When Rev. Roger Ross told his former district superintendent he felt God was calling him to plant a new church, the District Superintendent laughed out loud and advised him that they don’t really do that kind of thing.
The District Superintendent wasn’t wrong. Their Conference was only starting about one new church per decade. Several years later Ross got his turn and was given the opportunity to plant a new church. It went well, and he was in the initial stages of planning a second site when his appointment changed to a large, historic church in need of revitalization.
Ross in now halfway into his first year as the Missouri Conference Director of Congregational Excellence and still has that passion for starting something. He wants to ensure that people in Missouri who are called to start something new don’t have an experience like his. He wants to see that they receive not only opportunities to follow their call to plant but also have encouragement, training and support.
On January 22 and 23, 36 gathered for the New People: Church Planting Discernment Retreat in Columbia. Ross conveyed that for years, as people bemoaned the decline of the United Methodist Church, an analogy was used of the church being a great ship at sea, going on to say large ships don’t turn on a dime but adjust course by a few degrees at a time to change their destination.
That analogy doesn’t really work for Ross.
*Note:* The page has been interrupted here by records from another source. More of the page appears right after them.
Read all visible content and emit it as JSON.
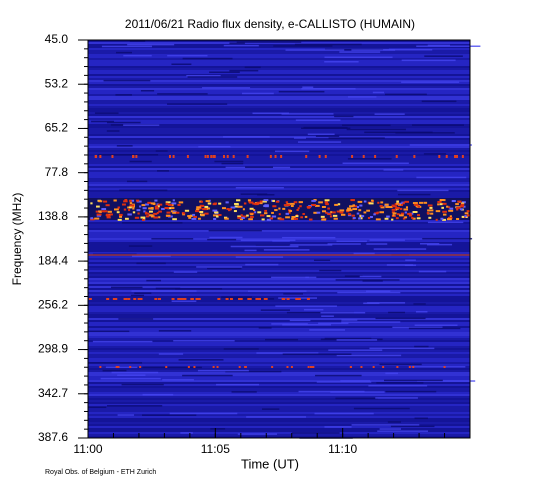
{
  "chart_data": {
    "type": "spectrogram",
    "title": "2011/06/21  Radio flux density, e-CALLISTO (HUMAIN)",
    "x_label": "Time (UT)",
    "y_label": "Frequency (MHz)",
    "footer": "Royal Obs. of Belgium - ETH Zurich",
    "xlim": [
      "11:00",
      "11:15"
    ],
    "xticks": [
      "11:00",
      "11:05",
      "11:10"
    ],
    "yticks": [
      {
        "value": 45,
        "label": "45.0"
      },
      {
        "value": 53.2,
        "label": "53.2"
      },
      {
        "value": 65.2,
        "label": "65.2"
      },
      {
        "value": 77.8,
        "label": "77.8"
      },
      {
        "value": 138.8,
        "label": "138.8"
      },
      {
        "value": 184.4,
        "label": "184.4"
      },
      {
        "value": 256.2,
        "label": "256.2"
      },
      {
        "value": 298.9,
        "label": "298.9"
      },
      {
        "value": 342.7,
        "label": "342.7"
      },
      {
        "value": 387.6,
        "label": "387.6"
      }
    ]
  }
}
Instead, he sees the United Methodist Church as a flotilla of 32,000 boats. Some are slowly sinking, some are sinking rapidly and some are making improvements and becoming bigger, better boats than they ever were before. Going back to the original analogy, he doesn’t think it’s necessary to get all 32,000 ships moving in the same direction.
“The biggest problem is we’re losing thousands of ships,” Ross said. “We need to build a whole bunch more ships and launch them into the ocean. To do that, we need a boatload of current, spiritually savvy, evangelistic entrepreneurs.”
Church consultant Lyle Schaller once advised that churches that just wanted to hold their own needed to be starting 1 percent of their total number of churches per year. In Missouri, that would be eight new churches per year. Ross said there needs to be three things to start something new: a planting team, a place and funding. More than a dozen sites in Missouri have been identified. Congregational Development has funds to assist with new church starts. When Ross arrived in Missouri, he was not given a list of potential planters, so for the past several months he has been asking everyone for names. He now has 74 names on a list. The next step is getting people trained, and the New People: Church Planting Discernment Retreat was the first step in that process.
“We’ve had some spectacular failures on planting, sometimes didn’t have training and support needed to hit the ground running,” Ross said. “Having a good match of planter and mission field means the chance of plant making it goes way up.”